The smile was on me and the eyes looked straight at me and she put out her hand. I took it, thought how cool and small and firm it was, as though I were just discovering the fact, and heard her say, "It looks like I'm always calling you up, Jack."

"Oh, that's O. K.," I said, and released the hand.

It couldn't have been More than an instant we stood there then without saying anything, but it seemed a long and painfully embarrassed time, as if neither of us knew what to say, before she said, "Let's sit down."

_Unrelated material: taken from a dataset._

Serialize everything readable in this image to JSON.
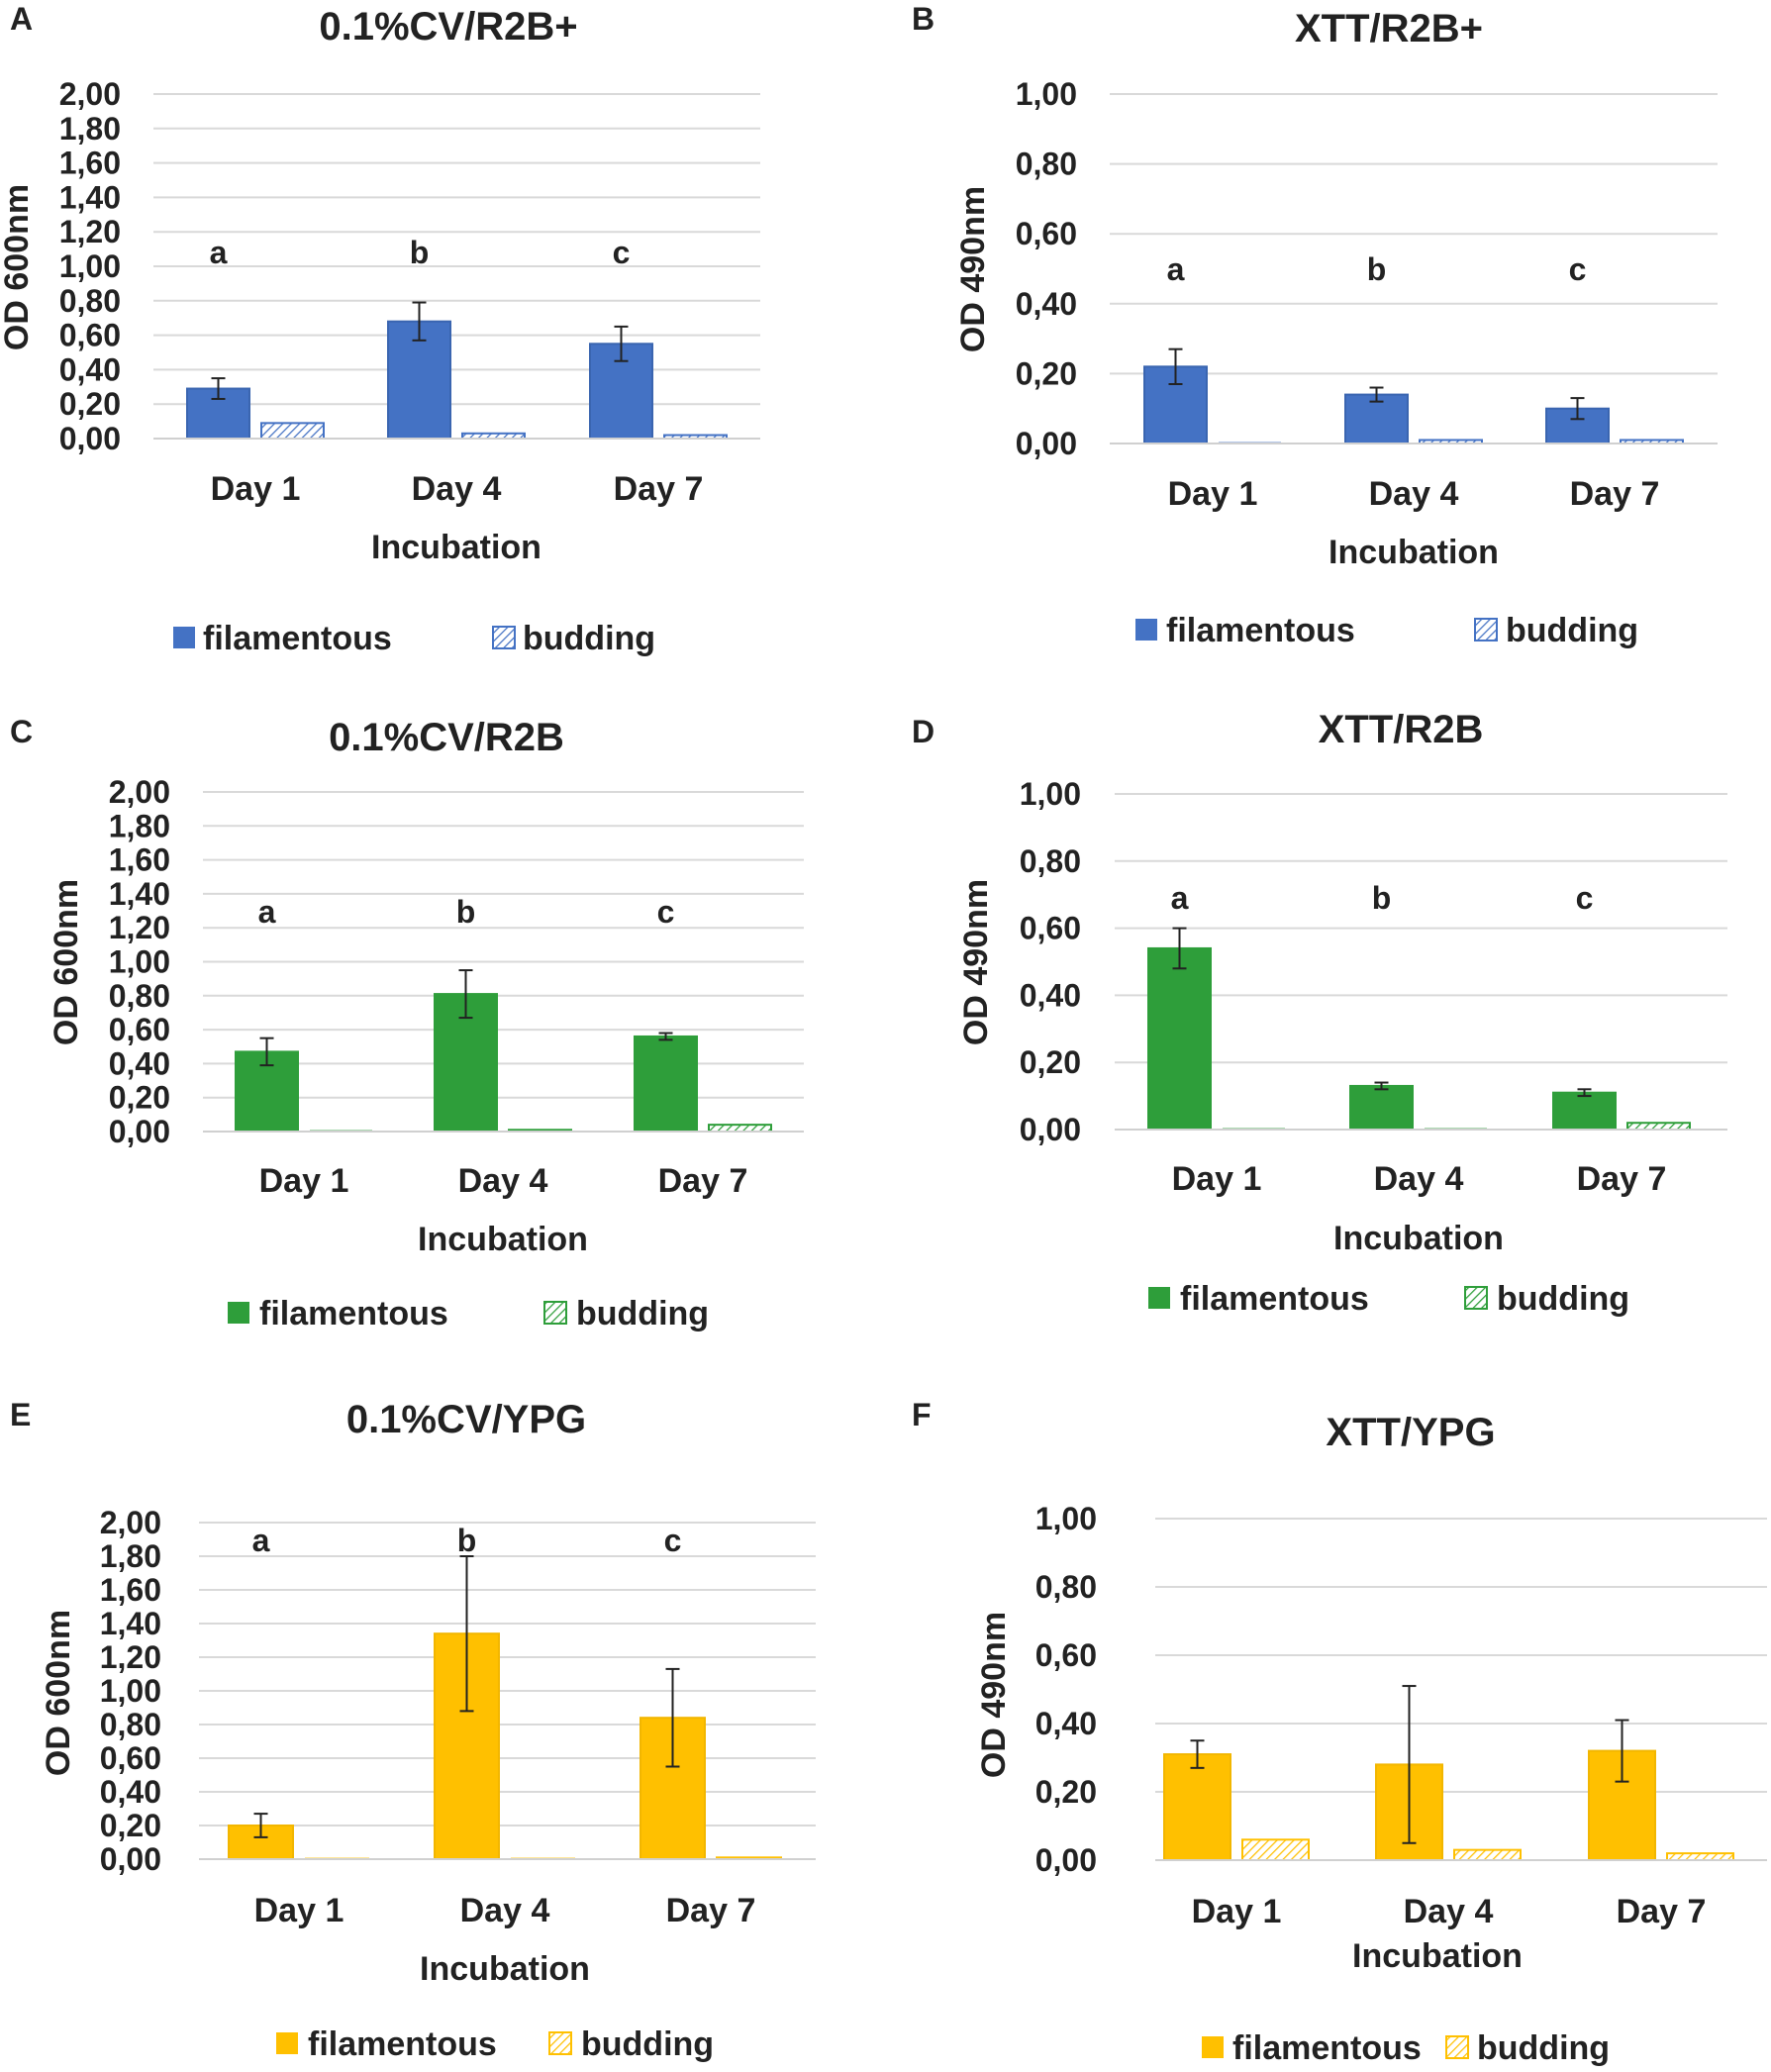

I started to move back toward the booths. Out of the tail of my eye, I notice that she made a motion, quickly suppressed, to hang on to my arm. As I noticed that fact, the satisfaction which had been for the moment simple satisfaction, was again merely the wry and bilious satisfaction with which I had started out. And it stayed that kind, as I sat in the booth and looked at her face which was not smiling now and was showing the tensions and the tightness of the skin over the fine bone and showing, I suppose, the years that had gone since the summer when we sat in the roadster and she sang to Jackie-Bird, and promised never to let anybody hurt poor Jackie-Bird. Well, she had kept her promise, all right, for Jackie-Bird had flown away that summer, before the fall came, to some place with a better climate where nobody would ever hurt him, and he had never come back. At least, I had never seen him since.